A ficção científica sempre foi demasiado otimista quanto ao desenvolvimento das viagens espaciais, sobrestimando a capacidade da tecnologia para ultrapassar os obstáculos e a vontade política e económica para o fazer e subestimando as dificuldades desse tipo de empreendimento e, tantas vezes, a mera dimensão das distâncias envolvidas em qualquer voo que não se limite às vizinhanças da Terra.
Assim, é há muito dado adquirido na FC que após as primeiras missões robóticas de Marte se seguiriam inevitável e brevemente missões tripuladas. Mas que encontrariam ao chegar lá? Gregory Benford dá aqui uma resposta possível.
E não, apesar do título deste conto ser Toda a Cerveja de Marte (bibliografia), não é cerveja. É vida.
Todo o conto se desenrola no interior de uma espécie de tanque pressurizado, tripulado por um pequeno grupo de exploradores cuja função é investigar a origem e natureza dos equívocos resultados obtidos pelas sondas automáticas quanto à presença de moléculas orgânicas no solo marciano. De notar que na época em que foi escrito estas eram apenas sondas estáticas, pois ainda não se tinha chegado à época dos rovers. Assim, parte do enredo está desatualizado devido à grande quantidade de ciência marciana produzida desde os anos 80. Mas esse facto não anula a possibilidade de algo de semelhante ao que aqui se descreve poder vir a acontecer.
É uma missão tensa na zona do Vallis Marineris. Os tripulantes têm opiniões diferentes quanto ao rumo ideal a seguir e a discórdia só se exacerba à medida que os dias passam e não encontram nada. Mas depois encontram. E quanto mais avançam, mais encontram. Há vida em Marte, ou pelo menos numa região limitada de Marte. E o conto termina quando se descobre a sua origem.

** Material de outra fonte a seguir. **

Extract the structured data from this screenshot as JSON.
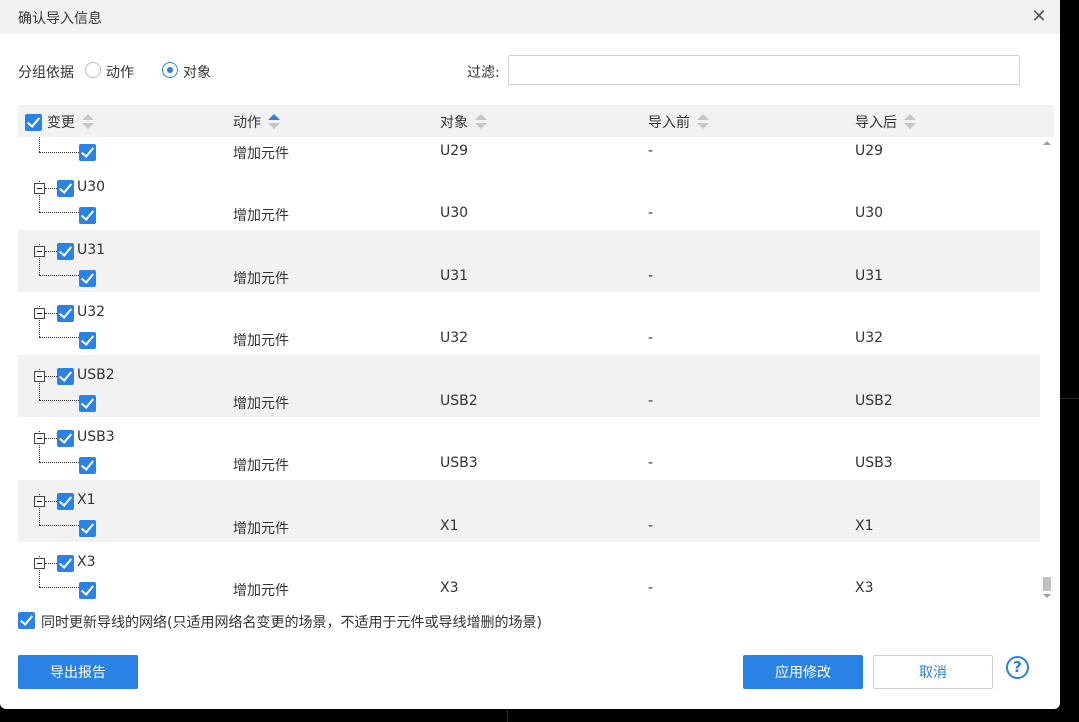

Este é daqueles contos de FC hard nos quais as questões técnicas e puramente científicas têm preponderância sobre o resto. Nem toda a FC hard é assim, e eu prefiro quando não é, como no caso do romance Blindsight do Peter Watts que comentei por aqui há pouco tempo. Na verdade é mais do que preferência: tenho chegado à conclusão de que a que não é assim, isto é, aquela que vai mais fundo nos dilemas humanos do que a que se dedica sobretudo a explorar problemas científicos e tecnológicos, tem tendência a envelhecer melhor. Mas isto não quer dizer que ache este conto mau. Não o é, pelo contrário. É um conto bastante interessante sobre as consequências involuntárias do que fazemos ou do que não fazemos. Ou da ignorância.